— Но я сожалею. Прости. Я хочу, чтобы ты знала, что я готов загладить. Любым способом, какой сама назовешь.
— Наверное, как честный человек, — а ты ведь честный человек, правда? — ты должен на мне жениться.
— Жениться?
— А как же! После такого всегда женятся. Честные люди.
— Что ты такое говоришь? Жениться? Не знаю. Я ведь старше тебя, почти в отцы гожусь. Зачем тебе?

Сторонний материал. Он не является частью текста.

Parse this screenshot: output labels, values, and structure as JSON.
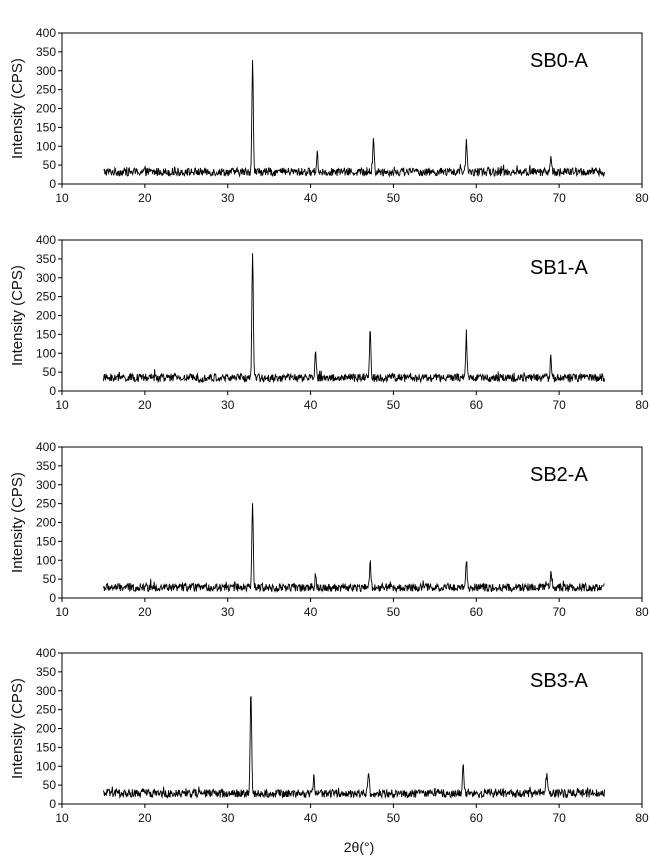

— Как в задницу драть, так вполне себе мужик, не отец, а как жениться, получается, стар. Хорошее дельце! Вот женись, и будешь с полным правом каждую ночь драть меня куда захочешь. Чем плохо?
Нетрой застыл с открытым ртом, и он то открывал его шире, то прикрывал — как рыба на берегу. Слова так искал, должно быть, но нужных не находил, разбежались все.
— Ладно, — сказала Лимбо, — не парься. Твои извинения мне нахер не нужны. До задницы, честно. Все равно, возмездия тебе не избежать. Помнишь, я про облако говорила? Возмездия? Вот, оно тебя обязательно накроет. А моими, или чьими-то другими руками, это уже детали, не суть. Я этим процессом не руковожу. Это, господин писатель, надмировой, можно сказать, обычай такой. Сосредоточься лучше на том, как нам отсюда выбраться. Выберемся — и разбежимся, больше ты меня не увидишь. Но это не значит, что я не буду наблюдать за тобой. Я теперь тебя из поля зрения не выпущу. Понял? Вот, так. А теперь пошли. Только правей бери. Что ты все время влево загребаешь?
Нахрена мне твои извинения? Вот нахрена? — зудела она сама себе. Его слова, каждое в отдельности и все вкупе, вызывали в ней омерзение и ненависть. И распаляли боль, которая все время жила, тлела в ней, как огнище, и вспыхивала при каждом подходящем для нее, боли, случае. Хоть бы онеметь как-то, думала она, чтобы ничего не чувствовать. Так нет же, все свежо, и болит, и рвет душу, точно вчера произошло. Вот гад. Простить? Ты просишь меня простить? Серьезно? Это как? Ты сам-то понимаешь? Одно лишь слово тебе в ответ: сдохни!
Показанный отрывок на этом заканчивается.